The thing is, where are they going to get that concept of gender from, and form that identity upon, if the only thing they know about men is that they're not allowed to live in the village?
And apparently the women do everything that the men would do anyway, besides the additional ultra-survivalist skills that need to be taught from warder to apprentice.
At most you'd have some kids showing a preference about what role they'll have to take up, but that isn't necessarily tied to gender even in a culture with the normal concepts of male and female.
I think I'm missing the subtext, but you've got it upside-down saying they do it to "prove their masculinity". Their masculinity has been inarguably proven by the fact that they grew into a man, and that is why they have to get out there.
I don't think the idea is supposed to be easy to swallow. It's meant to be a harsh strict societal rule based on tradition over practicality. That's the only way a system like that can stay intact. If you start making an exception for the clumsy man who is good with kids and the woman who wants to be a warder, pretty soon it stops being a gender-based system at all.
The big thing is, tradition and religion make people throughout history do a lot of things that make no sense from a secular perspective. Do this, wear that, eat certain foods, don't approach the sacred mountain or the wrath of the gods will fall upon the village and it will be all your fault.
And this being fantasy fiction, there's a particularly high chance that the gods actually are ready to inflict their wrath.
If it's a matter of practicality, determining societal role purely by physical gender isn't a great approach, and maybe it would be helpful to let the warders come home for dinner too.

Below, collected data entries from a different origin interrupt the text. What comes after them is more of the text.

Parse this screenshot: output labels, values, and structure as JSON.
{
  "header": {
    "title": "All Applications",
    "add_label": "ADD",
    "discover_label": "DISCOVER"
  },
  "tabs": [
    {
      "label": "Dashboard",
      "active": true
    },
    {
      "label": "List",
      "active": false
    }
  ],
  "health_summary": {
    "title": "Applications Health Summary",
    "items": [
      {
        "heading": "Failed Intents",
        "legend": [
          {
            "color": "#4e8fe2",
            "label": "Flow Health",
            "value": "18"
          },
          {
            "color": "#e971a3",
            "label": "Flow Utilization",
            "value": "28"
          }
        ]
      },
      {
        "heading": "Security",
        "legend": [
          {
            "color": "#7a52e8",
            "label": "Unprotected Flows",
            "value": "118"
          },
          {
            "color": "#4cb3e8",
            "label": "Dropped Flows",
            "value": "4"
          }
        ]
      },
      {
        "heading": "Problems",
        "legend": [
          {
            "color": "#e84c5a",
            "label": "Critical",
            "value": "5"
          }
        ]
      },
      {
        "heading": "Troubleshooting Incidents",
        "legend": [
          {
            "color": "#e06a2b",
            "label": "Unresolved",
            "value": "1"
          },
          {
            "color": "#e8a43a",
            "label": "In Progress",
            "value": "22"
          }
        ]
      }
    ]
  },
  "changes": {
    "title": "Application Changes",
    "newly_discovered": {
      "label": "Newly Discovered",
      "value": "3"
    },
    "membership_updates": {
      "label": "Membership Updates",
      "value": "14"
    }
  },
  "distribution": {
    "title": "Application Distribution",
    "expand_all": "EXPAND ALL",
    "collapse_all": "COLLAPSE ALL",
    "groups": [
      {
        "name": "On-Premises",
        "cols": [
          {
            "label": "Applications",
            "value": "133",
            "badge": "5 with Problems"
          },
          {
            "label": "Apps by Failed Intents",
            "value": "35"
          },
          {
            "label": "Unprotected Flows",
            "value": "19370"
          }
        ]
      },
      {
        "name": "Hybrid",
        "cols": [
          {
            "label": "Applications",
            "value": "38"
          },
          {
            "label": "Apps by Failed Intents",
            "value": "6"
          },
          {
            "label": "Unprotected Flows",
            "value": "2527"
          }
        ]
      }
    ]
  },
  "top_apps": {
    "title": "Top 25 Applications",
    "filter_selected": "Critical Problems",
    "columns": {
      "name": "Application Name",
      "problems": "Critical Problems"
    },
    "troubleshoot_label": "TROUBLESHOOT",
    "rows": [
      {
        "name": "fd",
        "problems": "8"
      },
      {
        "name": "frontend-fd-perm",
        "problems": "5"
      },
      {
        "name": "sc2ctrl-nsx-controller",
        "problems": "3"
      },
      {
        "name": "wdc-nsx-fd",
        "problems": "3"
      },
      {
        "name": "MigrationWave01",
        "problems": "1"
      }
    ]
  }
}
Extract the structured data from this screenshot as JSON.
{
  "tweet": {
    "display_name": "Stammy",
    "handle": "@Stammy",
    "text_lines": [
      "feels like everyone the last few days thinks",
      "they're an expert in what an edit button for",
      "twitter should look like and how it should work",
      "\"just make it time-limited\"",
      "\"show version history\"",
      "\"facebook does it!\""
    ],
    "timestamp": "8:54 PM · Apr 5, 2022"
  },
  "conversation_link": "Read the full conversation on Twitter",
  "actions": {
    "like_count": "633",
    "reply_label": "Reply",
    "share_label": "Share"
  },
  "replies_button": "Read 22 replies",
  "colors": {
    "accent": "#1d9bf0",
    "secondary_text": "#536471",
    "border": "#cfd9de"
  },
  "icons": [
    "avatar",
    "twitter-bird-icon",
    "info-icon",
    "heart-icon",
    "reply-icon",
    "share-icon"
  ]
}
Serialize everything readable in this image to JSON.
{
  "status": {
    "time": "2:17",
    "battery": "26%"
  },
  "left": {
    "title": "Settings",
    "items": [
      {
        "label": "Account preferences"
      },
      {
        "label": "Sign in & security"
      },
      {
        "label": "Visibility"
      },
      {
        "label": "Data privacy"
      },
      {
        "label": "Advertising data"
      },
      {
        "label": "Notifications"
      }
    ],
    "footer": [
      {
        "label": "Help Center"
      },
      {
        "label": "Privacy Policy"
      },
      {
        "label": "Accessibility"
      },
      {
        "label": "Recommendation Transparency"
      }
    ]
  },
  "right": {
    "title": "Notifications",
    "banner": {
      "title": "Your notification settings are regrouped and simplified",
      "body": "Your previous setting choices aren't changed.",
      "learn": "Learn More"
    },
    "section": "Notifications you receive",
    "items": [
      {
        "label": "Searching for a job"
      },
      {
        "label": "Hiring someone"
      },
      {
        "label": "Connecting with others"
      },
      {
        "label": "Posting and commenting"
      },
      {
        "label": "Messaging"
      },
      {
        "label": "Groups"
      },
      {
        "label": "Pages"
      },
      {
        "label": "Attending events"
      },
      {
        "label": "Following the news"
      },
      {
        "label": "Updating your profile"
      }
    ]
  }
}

If it's the sacred will of the forest that men become warders and leave the village, you don't argue with the sacred will of the forest. That's just the Way Things Are and you take up your role or accept exile as your only other option.
Also, at a meta level, the whole system was concocted as an explanation for why there are no male (or male-model) Viera in the village. It wouldn't really make sense if it didn't strictly ban men from the village.